W raporcie Open Doors nie kryje rozczarowania następstwami "arabskiej wiosny“ dla religijnych mniejszości w zrewoltowanych krajach Afryki Północnej i Bliskiego Wschodu. „Zamiast wiosny powinno się mówić o `arabskiej zimie` patrząc szczególnie na sytuację chrześcijan w Egipcie” – stwierdza.
Organizacja równie negatywnie ocenia sytuację chrześcijan w Sudanie, gdzie po podziale państwa w minionym roku na Sudan Południowy i Republikę Sudanu, prezydent tego drugiego dąży do utworzenia pierwszego islamskiego państwa w Afryce, w którym będzie obowiązywało prawo szariatu.

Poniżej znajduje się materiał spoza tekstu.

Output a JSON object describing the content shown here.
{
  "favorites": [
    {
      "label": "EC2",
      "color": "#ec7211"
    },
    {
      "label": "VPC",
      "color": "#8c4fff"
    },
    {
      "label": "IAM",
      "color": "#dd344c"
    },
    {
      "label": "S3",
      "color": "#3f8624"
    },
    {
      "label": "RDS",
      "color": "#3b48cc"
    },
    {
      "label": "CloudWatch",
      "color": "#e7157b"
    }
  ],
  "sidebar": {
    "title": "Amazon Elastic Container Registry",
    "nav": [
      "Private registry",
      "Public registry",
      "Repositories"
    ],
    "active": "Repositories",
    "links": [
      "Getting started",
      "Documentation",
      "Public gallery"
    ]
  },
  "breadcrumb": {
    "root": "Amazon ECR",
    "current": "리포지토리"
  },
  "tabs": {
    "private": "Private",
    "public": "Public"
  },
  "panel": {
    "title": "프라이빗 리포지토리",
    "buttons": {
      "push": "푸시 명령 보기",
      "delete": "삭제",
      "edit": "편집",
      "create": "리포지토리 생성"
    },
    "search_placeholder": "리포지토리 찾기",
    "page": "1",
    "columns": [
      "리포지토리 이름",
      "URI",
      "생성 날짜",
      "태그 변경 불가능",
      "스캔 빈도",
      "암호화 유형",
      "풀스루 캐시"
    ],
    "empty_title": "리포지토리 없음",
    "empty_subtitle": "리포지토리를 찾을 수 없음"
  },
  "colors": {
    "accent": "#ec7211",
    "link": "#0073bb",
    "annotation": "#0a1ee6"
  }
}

Kolejnym krajem na Czarnym Lądzie, w którym chrześcijanie są prześladowani jest Nigeria. Co raz dochodzi tam do „najgorszych okrucieństw“ z wieloma ofiarami śmiertelnymi. W ostatnim roku zginęło tam z powodu swojej wiary ponad 300 chrześcijan. Ostatnio ich sytuację bardzo zaostrzyła działalność ekstremistycznej sekty islamskiej "Boko Haram", która stała za zamachami przeciw chrześcijanom i kościołom podczas Bożego Narodzenia. W ich wyniku zginęło lub zaginęło ponad 200 osób. Ponadto sekta wydała chrześcijanom ultimatum na opuszczenie zdominowanej przez muzułmanów północnej Nigerii.
Z wielką troską organizacja pisze o sytuacji chrześcijan w Korei Północnej i Chinach. W Korei po śmierci dyktatorów Kim Ir Sena i jego syna - Kim Dzong Ila kult "Umiłowanego Wodza" i "Wiecznego Prezydenta" przyjął postać pseudoreligii a każdy wyznający inną wiarę jest prześladowany. Większość z ok. 400 tys. chrześcijan żyje w podziemiu a ok. 70 tys. przebywa w więzieniach i obozach pracy.
Jak zaznacza "Open Doors" podobnie jak w latach ubiegłych liczbowo najwięcej chrześcijan jest prześladowanych w Chinach. Nadal ok. 80 mln wyznawców Chrystusa nie może w Państwie Środka praktykować swej wiary w sposób wolny.